Solving Systems Of Equations A Coin Problem With Quarters And Dimes
This article delves into a classic mathematical problem involving a collection of coins, specifically quarters and dimes. We will explore how to set up and solve a system of equations to determine the quantity of each type of coin. This type of problem is not only a great exercise in algebra but also has practical applications in everyday scenarios involving money and finances. Let's dive into the fascinating world of coin combinations and mathematical problem-solving.

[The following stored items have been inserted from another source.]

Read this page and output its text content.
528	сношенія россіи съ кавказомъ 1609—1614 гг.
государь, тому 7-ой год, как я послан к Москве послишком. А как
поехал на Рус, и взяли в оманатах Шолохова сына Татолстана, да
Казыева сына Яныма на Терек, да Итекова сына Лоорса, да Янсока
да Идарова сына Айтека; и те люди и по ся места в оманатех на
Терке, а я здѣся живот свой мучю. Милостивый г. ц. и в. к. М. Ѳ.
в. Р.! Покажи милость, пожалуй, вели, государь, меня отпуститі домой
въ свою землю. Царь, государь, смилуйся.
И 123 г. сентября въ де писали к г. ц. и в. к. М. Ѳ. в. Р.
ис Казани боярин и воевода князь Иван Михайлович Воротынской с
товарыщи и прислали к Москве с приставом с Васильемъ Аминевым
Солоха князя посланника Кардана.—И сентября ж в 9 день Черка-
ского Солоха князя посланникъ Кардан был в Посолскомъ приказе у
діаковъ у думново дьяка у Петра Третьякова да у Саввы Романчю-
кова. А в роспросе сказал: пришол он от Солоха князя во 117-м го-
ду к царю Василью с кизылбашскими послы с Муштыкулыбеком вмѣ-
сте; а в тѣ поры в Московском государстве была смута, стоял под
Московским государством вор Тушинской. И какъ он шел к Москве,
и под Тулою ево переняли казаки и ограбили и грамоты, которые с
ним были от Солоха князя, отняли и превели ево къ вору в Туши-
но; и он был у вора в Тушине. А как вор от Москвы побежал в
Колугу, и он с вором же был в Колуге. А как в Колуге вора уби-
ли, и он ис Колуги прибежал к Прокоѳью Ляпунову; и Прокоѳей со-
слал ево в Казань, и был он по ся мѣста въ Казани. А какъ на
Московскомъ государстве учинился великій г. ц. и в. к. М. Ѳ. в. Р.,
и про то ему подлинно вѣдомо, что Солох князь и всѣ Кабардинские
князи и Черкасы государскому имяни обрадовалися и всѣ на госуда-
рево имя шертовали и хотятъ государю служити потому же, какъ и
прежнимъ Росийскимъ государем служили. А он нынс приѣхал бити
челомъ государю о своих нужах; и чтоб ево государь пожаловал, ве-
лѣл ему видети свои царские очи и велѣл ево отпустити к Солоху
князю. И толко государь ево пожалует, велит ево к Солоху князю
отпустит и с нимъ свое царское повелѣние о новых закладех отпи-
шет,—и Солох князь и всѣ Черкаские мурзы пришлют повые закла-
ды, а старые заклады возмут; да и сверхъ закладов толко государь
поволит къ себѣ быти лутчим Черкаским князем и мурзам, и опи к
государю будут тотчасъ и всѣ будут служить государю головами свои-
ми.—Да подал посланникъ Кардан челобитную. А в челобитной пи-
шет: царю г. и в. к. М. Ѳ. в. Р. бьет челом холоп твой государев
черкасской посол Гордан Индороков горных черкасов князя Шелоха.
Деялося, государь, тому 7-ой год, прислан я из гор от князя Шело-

Setting Up the System of Equations
In this coin problem, understanding the fundamental concepts of system of equations is very important. The core of solving problems like this lies in translating the given information into mathematical equations. Kat has a total of 19 coins, which are a mix of quarters and dimes. We can represent the number of quarters with the variable q and the number of dimes with the variable d. The first piece of information tells us that the sum of the quarters and dimes is 19. This translates directly into our first equation:
q + d = 19
This equation represents the total number of coins. Now, we need to consider the value of the coins. Each quarter is worth $0.25, and each dime is worth $0.10. Kat's coins have a total value of $4. This information leads to our second equation:
0.25q + 0.10d = 4
This equation represents the total value of the coins. We now have a system of two equations with two variables:
q + d = 19
0. 25q + 0.10d = 4
This system of equations is the key to solving the problem. It encapsulates all the information provided and allows us to use algebraic techniques to find the values of q and d. The next step involves choosing a method to solve this system, such as substitution or elimination. Understanding how these equations represent the real-world scenario is crucial for setting up similar problems in the future. This initial setup is often the most challenging part, but with practice, it becomes more intuitive. Remember, the goal is to translate the words into mathematical expressions that accurately reflect the given information. The beauty of algebra lies in its ability to represent complex situations in a concise and manageable form.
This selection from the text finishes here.